A good way to think about this is in terms of Pontryagin duality. Since we only care about the abelian group structure of $\mathbb{R}$, let's first get a nice characterization of this structure. As an abelian group, $\mathbb{R}$ is the unique $\mathbb{Q}$-vector space of its cardinality (up to isomorphism). An abelian group $A$ is a $\mathbb{Q}$-vector space iff for each nonzero $n\in \mathbb{Z}$, the multiplication by $n$ map $n:A\to A$ is an isomorphism.

Now the neat thing about this is that this condition is self-dual under Pontryagin duality. If $A$ is a locally compact abelian group, then the dual of the map $n:A\to A$ is just the map $n:\hat{A}\to\hat{A}$ on the dual group. So this says that a locally compact abelian group is a $\mathbb{Q}$-vector space iff its dual is a $\mathbb{Q}$-vector space.

In particular, let us use this to classify the compact abelian groups which are isomorphic (as groups) to $\mathbb{R}$. These are just the Pontryagin duals $\hat{V}$ of all $\mathbb{Q}$-vector spaces $V$ (with the discrete topology) for which $\hat{V}$ has cardinality $2^{\aleph_0}$. It is not hard to show that $\hat{\mathbb{Q}}$ has cardinality $2^{\aleph_0}$. If $V$ is a $\kappa$-dimensional $\mathbb{Q}$-vector space then $\hat{V}$ is a product of $\kappa$ copies of $\hat{\mathbb{Q}}$, which has cardinality $2^{\aleph_0\cdot\kappa}$.

So to sum up, there are indeed compact group topologies on $\mathbb{R}$. Up to continuous isomorphism, there is one such topology for each cardinal $\kappa$ such that $2^{\aleph_0\cdot\kappa}=2^{\aleph_0}$ (in particular, this includes all $\kappa$ such that $0<\kappa\leq\aleph_0$).

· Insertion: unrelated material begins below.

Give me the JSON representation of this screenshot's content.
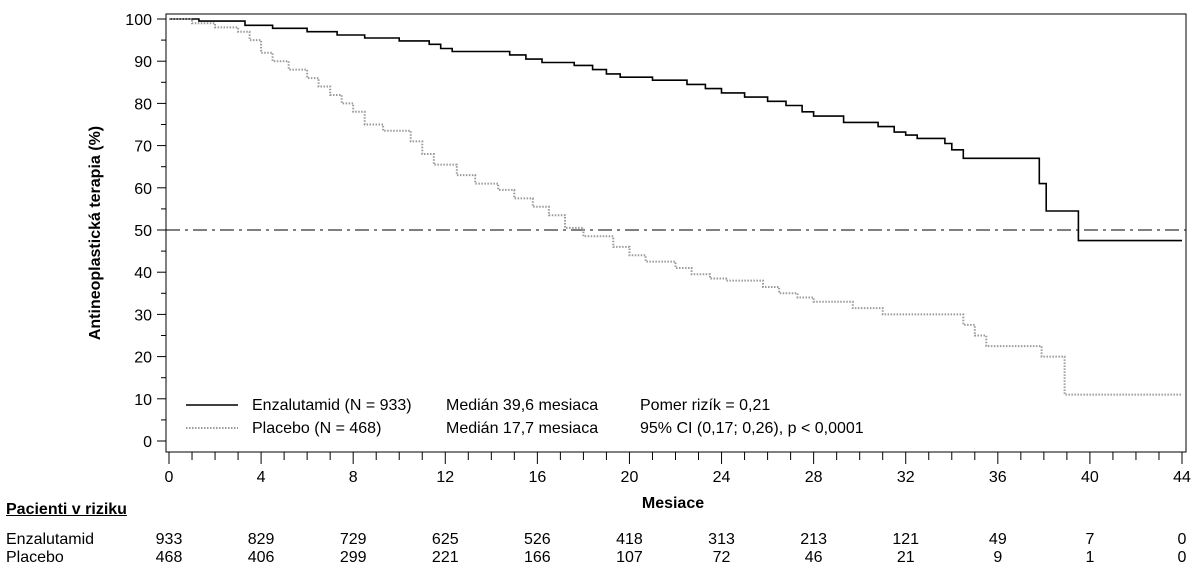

The Pontryagin dual of this compact group is a $\mathbb{Q}$-vector space of dimension $\kappa$.

The case $\kappa=1$ gives $\hat{\mathbb{Q}}$, which is a solenoid. Explicitly, $\hat{\mathbb{Q}}$ is the inverse limit of the sequence $\dots\to S^1\stackrel{4}{\to}S^1\stackrel{3}{\to}S^1\stackrel{2}{\to}S^1$, since $\mathbb{Q}$ is the direct limit of the sequence $\mathbb{Z}\stackrel{2}{\to}\mathbb{Z}\stackrel{3}\to\mathbb{Z}\stackrel{4}{\to}\mathbb{Z}\to\dots$. For general $\kappa$, you just have a product of $\kappa$ copies of $\hat{\mathbb{Q}}$.